Les Traducteurs

14/02/2020

Pour son deuxième long-métrage, Régis Roinsard (Populaire) change complètement de registre en s'attaquant au film à énigmes avec Les Traducteurs, un thriller prenant qui réserve quelques surprises sans toutefois être exceptionnel.

Neuf traducteurs de différents nationalités sont réunis dans un bunker, complètement isolés du monde extérieur, pour travailler sur le traduction du dernier tome d'une série littéraire à succès afin d'assurer une sortie mondiale simultanée. Lorsqu'un hacker fait fuiter les dix premières pages sur Internet et menace de dévoiler la suite, la tension monte et l'éditeur, Eric Angstrom, n'a plus qu'une idée en tête : démasquer le coupable, quel qu'en soit le prix

L'intérêt principal de ce film est son scénario, qui s'avère être une énigme à résoudre à la fois pour les personnages que pour le spectateur. Celui-ci se prête au jeu et, bien qu'il possède bien évidemment plus d'indices, cela ne l'empêche pas de douter.

 

L'ingéniosité de Romain Compingt, Daniel Presley et Régis Roinsard, qui ont travaillé tous les trois sur le scénario, est d'amener avec chaque révélation un élément qui permet de relancer l'intrigue, permettant ainsi au film de susciter l'intérêt jusqu'à la fin. Si certains passages et retournements de situation sont prévisibles, d'autres sont en revanche assez surprenants. 

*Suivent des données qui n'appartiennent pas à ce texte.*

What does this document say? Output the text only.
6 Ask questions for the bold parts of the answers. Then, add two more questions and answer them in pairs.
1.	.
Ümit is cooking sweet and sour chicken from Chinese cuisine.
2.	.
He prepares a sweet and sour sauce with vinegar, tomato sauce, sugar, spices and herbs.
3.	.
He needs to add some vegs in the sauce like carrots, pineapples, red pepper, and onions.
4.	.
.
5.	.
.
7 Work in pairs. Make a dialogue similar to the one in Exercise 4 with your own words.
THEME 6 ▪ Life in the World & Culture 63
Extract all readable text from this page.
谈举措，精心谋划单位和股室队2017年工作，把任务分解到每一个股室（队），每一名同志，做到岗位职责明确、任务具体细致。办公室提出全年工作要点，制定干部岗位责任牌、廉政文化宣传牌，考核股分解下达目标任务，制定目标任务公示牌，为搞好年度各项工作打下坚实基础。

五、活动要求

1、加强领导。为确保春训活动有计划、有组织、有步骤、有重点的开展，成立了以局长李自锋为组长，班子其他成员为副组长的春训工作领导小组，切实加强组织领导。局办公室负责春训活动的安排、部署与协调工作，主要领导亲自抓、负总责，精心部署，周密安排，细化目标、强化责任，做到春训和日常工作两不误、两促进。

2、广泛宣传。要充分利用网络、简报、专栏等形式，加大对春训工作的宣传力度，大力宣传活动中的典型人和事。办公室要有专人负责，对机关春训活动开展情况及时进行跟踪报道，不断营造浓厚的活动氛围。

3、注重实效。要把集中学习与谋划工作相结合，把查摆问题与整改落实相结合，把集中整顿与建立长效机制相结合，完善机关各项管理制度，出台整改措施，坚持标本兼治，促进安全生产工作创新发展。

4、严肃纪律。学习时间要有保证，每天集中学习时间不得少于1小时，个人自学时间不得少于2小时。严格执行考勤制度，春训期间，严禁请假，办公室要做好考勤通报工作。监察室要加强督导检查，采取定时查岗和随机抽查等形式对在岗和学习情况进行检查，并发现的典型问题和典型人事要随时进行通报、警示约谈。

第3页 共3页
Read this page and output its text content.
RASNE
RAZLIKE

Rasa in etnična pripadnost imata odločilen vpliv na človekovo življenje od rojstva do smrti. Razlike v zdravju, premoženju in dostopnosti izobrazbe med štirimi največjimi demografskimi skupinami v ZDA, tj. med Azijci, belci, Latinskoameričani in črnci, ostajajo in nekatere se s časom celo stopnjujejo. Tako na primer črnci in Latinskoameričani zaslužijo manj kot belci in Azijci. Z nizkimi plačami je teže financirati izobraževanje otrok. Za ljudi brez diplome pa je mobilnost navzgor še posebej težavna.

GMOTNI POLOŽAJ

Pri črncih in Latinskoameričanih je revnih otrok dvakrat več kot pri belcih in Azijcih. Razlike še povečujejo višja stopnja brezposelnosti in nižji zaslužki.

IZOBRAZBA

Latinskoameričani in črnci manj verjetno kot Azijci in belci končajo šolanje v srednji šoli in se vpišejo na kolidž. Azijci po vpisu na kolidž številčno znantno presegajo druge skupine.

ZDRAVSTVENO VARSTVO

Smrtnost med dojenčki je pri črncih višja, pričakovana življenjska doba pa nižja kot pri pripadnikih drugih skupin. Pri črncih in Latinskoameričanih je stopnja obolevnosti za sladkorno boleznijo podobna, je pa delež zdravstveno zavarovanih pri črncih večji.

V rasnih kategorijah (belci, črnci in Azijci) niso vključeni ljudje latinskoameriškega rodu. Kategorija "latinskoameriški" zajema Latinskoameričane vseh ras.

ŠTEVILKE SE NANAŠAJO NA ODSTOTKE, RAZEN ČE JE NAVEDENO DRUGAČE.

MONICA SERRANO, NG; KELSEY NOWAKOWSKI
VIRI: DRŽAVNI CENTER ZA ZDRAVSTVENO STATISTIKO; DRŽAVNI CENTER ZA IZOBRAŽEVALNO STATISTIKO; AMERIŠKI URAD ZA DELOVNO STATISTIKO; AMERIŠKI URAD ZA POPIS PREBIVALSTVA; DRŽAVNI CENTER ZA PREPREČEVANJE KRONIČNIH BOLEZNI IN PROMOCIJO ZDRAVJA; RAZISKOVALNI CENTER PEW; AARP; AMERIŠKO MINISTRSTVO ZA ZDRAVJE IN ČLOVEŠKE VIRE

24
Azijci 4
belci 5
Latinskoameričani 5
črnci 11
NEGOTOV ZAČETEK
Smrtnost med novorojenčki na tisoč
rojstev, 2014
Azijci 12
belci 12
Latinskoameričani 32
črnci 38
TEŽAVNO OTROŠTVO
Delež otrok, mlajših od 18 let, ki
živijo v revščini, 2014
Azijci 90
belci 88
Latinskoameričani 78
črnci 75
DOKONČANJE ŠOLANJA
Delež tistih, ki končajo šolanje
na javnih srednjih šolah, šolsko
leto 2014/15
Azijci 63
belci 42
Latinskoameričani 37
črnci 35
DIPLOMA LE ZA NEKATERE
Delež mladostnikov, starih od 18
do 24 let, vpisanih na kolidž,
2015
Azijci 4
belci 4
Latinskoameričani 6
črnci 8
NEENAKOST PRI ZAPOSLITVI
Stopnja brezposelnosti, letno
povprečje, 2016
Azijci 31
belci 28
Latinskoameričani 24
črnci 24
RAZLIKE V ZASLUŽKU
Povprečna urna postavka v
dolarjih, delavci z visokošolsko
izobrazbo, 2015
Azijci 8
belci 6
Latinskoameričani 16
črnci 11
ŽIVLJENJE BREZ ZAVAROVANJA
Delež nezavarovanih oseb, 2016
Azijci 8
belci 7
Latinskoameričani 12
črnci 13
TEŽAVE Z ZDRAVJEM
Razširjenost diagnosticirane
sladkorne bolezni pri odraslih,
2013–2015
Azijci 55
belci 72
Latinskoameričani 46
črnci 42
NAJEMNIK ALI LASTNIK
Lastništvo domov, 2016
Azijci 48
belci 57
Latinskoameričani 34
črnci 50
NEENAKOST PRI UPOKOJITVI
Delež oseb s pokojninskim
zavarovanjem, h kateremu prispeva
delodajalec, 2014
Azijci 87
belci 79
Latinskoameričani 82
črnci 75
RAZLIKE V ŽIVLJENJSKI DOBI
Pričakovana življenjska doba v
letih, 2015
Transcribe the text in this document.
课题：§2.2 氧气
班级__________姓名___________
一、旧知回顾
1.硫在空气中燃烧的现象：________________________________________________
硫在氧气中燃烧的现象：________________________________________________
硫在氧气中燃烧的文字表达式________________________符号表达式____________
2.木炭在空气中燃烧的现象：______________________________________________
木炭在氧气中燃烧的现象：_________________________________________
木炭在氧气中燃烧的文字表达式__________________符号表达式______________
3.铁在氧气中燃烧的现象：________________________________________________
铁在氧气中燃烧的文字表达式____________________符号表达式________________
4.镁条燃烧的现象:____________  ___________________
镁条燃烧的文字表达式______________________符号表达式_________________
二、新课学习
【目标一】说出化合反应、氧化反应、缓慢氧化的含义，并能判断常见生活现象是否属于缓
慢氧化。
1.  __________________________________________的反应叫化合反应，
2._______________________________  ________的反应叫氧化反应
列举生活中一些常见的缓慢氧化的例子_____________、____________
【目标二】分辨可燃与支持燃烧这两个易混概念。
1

Le film garde un rythme soutenu, avec quelques pauses brèves qui ne rompent pas avec la dynamique d'ensemble, notamment grâce à la bande originale signée Jun Miyake. Celle-ci accompagne d'ailleurs bien les scènes d'action, en contribuant à faire monter la tension. 

 

Tout cela compense une mise en scène et une photographie qui, quoi que bien réalisées, reprennent les codes du genre sans jamais chercher à aller plus loin ou à expérimenter pour rendre le film unique. 

 

L'autre force du film, en plus de son scénario, c'est son casting international composé de Riccardo Scamarcio (John Wick 2Silvio et les autres), Sidse Babett Knudsen (BorgenWestworld), Frédéric Chau (Qu'est-ce qu'on a fait au bon Dieu ? ), Alex Lawther (The End of the F***ing World), Olga Kurylenko (Quantum of SolaceOblivion) Anna Maria Strum (Police 110), Maria Leite (Mulheres), Eduardo Noriega (Le dernier rempart), Manolis Mavromatakis (Tamam) et Sara Giraudeau (Le Bureau des Légendes), une bande au cœur de laquelle on perçoit une certaine cohésion.

 

Toutefois, la durée du film empêche le potentiel de chaque personnage d'être correctement traité, donnant une sensation d'inachevé et laissant le spectateurs avec des questions qui auraient mérité de plus amples explications.  

 

N'oublions pas Lambert Wilson, certes caricatural dans le rôle de l'éditeur avide de profit, mais qui se révèle être un méchant qu'on prend plaisir à détester. D'ailleurs, si l'histoire semble un tantinet exagérée avec cet éditeur tyrannique prêt à tout pour protéger le précieux manuscrit du roman à traduire, elle n'en reste pas moins un portrait d'un certain pan du monde éditorial voire de la culture qui ne voit que le profit et oublie l'aspect humain. 

Même s'il n'est pas parfait, Les Traducteurs n'en reste pas moins un film très sympathique ainsi qu'une preuve que le cinéma français trouve des manières de se réinventer en proposant des films de genres variés et originaux.